平田勝男2軍監督(65)のコメントにさっそく圧倒された。フェニックスリーグ最終日となった10月28日。予定されていた楽天戦は雨で中止となり、室内での練習中。平田監督はティー打撃を行う高卒1年目の百崎蒼生内野手(19)に熱心な指導を行っていた。
練習後、2軍監督として取材させてもらう初めての機会。百崎への指導について聞くと「お前、目標としてるワールドシリーズの選手誰やって言うたら、(ヤンキースの)ジャッジというから。『ジャッジミスや』言うた。すぐいきなりジャッジにはなれないから」と返ってきた。

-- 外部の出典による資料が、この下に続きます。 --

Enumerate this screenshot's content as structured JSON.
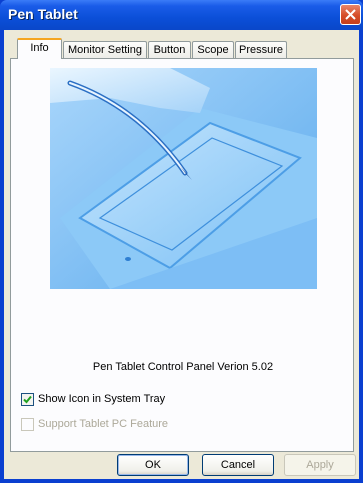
{
  "window": {
    "title": "Pen Tablet"
  },
  "tabs": [
    {
      "label": "Info",
      "active": true
    },
    {
      "label": "Monitor Setting",
      "active": false
    },
    {
      "label": "Button",
      "active": false
    },
    {
      "label": "Scope",
      "active": false
    },
    {
      "label": "Pressure",
      "active": false
    }
  ],
  "info": {
    "version_text": "Pen Tablet Control Panel Verion 5.02",
    "show_icon": {
      "label": "Show Icon in System Tray",
      "checked": true,
      "enabled": true
    },
    "support_tablet_pc": {
      "label": "Support Tablet PC Feature",
      "checked": false,
      "enabled": false
    }
  },
  "buttons": {
    "ok": "OK",
    "cancel": "Cancel",
    "apply": "Apply"
  },
  "colors": {
    "title_bar": "#0a4fd8",
    "dialog_bg": "#ece9d8",
    "close_red": "#d64d28",
    "illustration_blue": "#6fb4f0"
  }
}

初めての“勝男節”には少し驚きつつも、百崎のもとへ。やりとりの真相を聞くと、笑って明かしてくれた。「メジャーリーグだったら誰見てるの?みたいに言われて。それでジャッジと言ったら、あだ名がジャッジになった感じです(笑い)」。
平田監督からすれば4周り近く年の離れた選手たち。時に優しく、時に厳しい愛のある指導が印象的だ。強い口調に聞こえることもあるが、選手たちにも思いはしっかりと届いていた。
「いろんな監督によって違うと思うので。自分のためを思ってくれているんじゃないかなと思います」。